Y Cándida escribió un cuaderno al que llamó Cofre sepulcral y que empezó de esta manera: en este cuaderno voy a encerrar la pesada piedra que me aplasta desde hace ya un tiempo respetable y guarda el pétreo y agobiante secreto que me oprime, agobia y anonada y que se debe al hecho de que no quise aceptar que él fuera gay y tuviera relaciones con hombres. Fui muy estúpida, porque lo amaba y, si no hubiera sido por la maldita ley imperante, estaría contenta, cantarina, alegre, satisfecha, rebosante de felicidad.

No puedo seguir escribiendo porque me lo impiden las lágrimas de mi llanto.
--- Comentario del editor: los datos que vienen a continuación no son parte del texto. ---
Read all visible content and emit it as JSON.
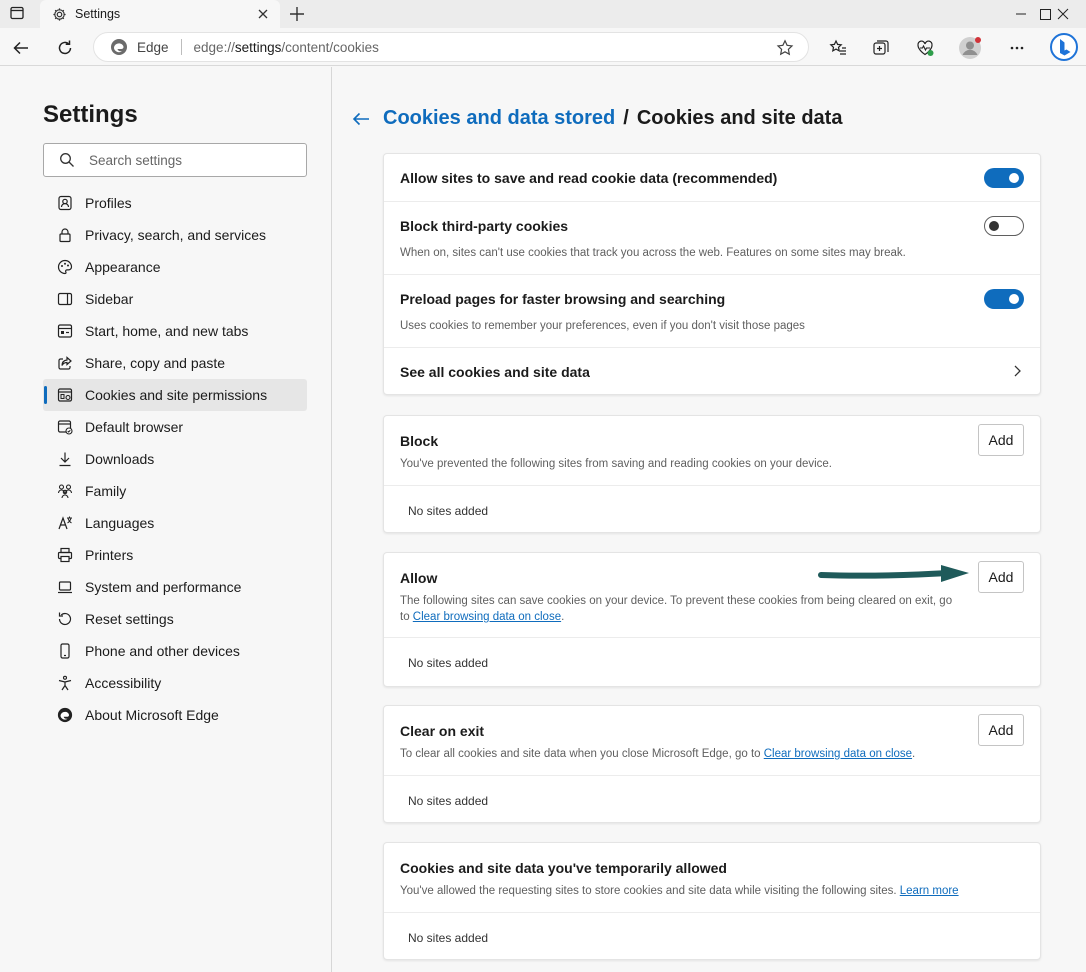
{
  "browser": {
    "tab_title": "Settings",
    "omnibox_label": "Edge",
    "url_prefix": "edge://",
    "url_bold": "settings",
    "url_rest": "/content/cookies"
  },
  "sidebar": {
    "title": "Settings",
    "search_placeholder": "Search settings",
    "items": [
      {
        "label": "Profiles",
        "icon": "profile-icon"
      },
      {
        "label": "Privacy, search, and services",
        "icon": "lock-icon"
      },
      {
        "label": "Appearance",
        "icon": "palette-icon"
      },
      {
        "label": "Sidebar",
        "icon": "sidebar-icon"
      },
      {
        "label": "Start, home, and new tabs",
        "icon": "home-tabs-icon"
      },
      {
        "label": "Share, copy and paste",
        "icon": "share-icon"
      },
      {
        "label": "Cookies and site permissions",
        "icon": "cookies-icon",
        "active": true
      },
      {
        "label": "Default browser",
        "icon": "default-browser-icon"
      },
      {
        "label": "Downloads",
        "icon": "download-icon"
      },
      {
        "label": "Family",
        "icon": "family-icon"
      },
      {
        "label": "Languages",
        "icon": "languages-icon"
      },
      {
        "label": "Printers",
        "icon": "printer-icon"
      },
      {
        "label": "System and performance",
        "icon": "laptop-icon"
      },
      {
        "label": "Reset settings",
        "icon": "reset-icon"
      },
      {
        "label": "Phone and other devices",
        "icon": "phone-icon"
      },
      {
        "label": "Accessibility",
        "icon": "accessibility-icon"
      },
      {
        "label": "About Microsoft Edge",
        "icon": "edge-logo-icon"
      }
    ]
  },
  "main": {
    "breadcrumb_parent": "Cookies and data stored",
    "breadcrumb_separator": "/",
    "breadcrumb_current": "Cookies and site data",
    "settings_card": {
      "allow_save": {
        "title": "Allow sites to save and read cookie data (recommended)",
        "enabled": true
      },
      "block_third_party": {
        "title": "Block third-party cookies",
        "desc": "When on, sites can't use cookies that track you across the web. Features on some sites may break.",
        "enabled": false
      },
      "preload": {
        "title": "Preload pages for faster browsing and searching",
        "desc": "Uses cookies to remember your preferences, even if you don't visit those pages",
        "enabled": true
      },
      "see_all": {
        "title": "See all cookies and site data"
      }
    },
    "block": {
      "title": "Block",
      "desc": "You've prevented the following sites from saving and reading cookies on your device.",
      "add_label": "Add",
      "empty": "No sites added"
    },
    "allow": {
      "title": "Allow",
      "desc_line1": "The following sites can save cookies on your device. To prevent these cookies from being cleared on exit, go",
      "desc_to": "to ",
      "desc_link": "Clear browsing data on close",
      "desc_end": ".",
      "add_label": "Add",
      "empty": "No sites added"
    },
    "clear_on_exit": {
      "title": "Clear on exit",
      "desc": "To clear all cookies and site data when you close Microsoft Edge, go to ",
      "desc_link": "Clear browsing data on close",
      "desc_end": ".",
      "add_label": "Add",
      "empty": "No sites added"
    },
    "temp_allowed": {
      "title": "Cookies and site data you've temporarily allowed",
      "desc": "You've allowed the requesting sites to store cookies and site data while visiting the following sites. ",
      "desc_link": "Learn more",
      "empty": "No sites added"
    }
  },
  "colors": {
    "accent": "#0f6cbd",
    "annotation_arrow": "#1f5a5a"
  }
}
Candi, a continuación, se dijo con lágrimas copiosas y mucha rabia que era muy desdichada por los estúpidos rollos matrimoniales, y que tenía que acabar con ellos o suicidarse, algo que no haría por nada ni nadie, así que se puso a bailar y a cantar el alegre xiringüelu de los ástures. Y desaforada, sintiéndose muy contenta y alegre, como una niña en una fiesta comenzó a quitarse la ropa.

Pero el gozo y la alegría le duró menos que la risa de un bebé agitando su sonajero al caer no desvanecida, sino muerta.

Y un hombre desconocido por todos los presentes en el funeral, que parecía muy afectado y triste y que era el gay que la quería de verdad, con un amor verdadero, sin egoísmo y toda generosidad, alzó la voz y dijo: Ella me amaba y yo la correspondía. Nuestro amor era amor del bueno. Permanecerá vivo hasta mi muerte.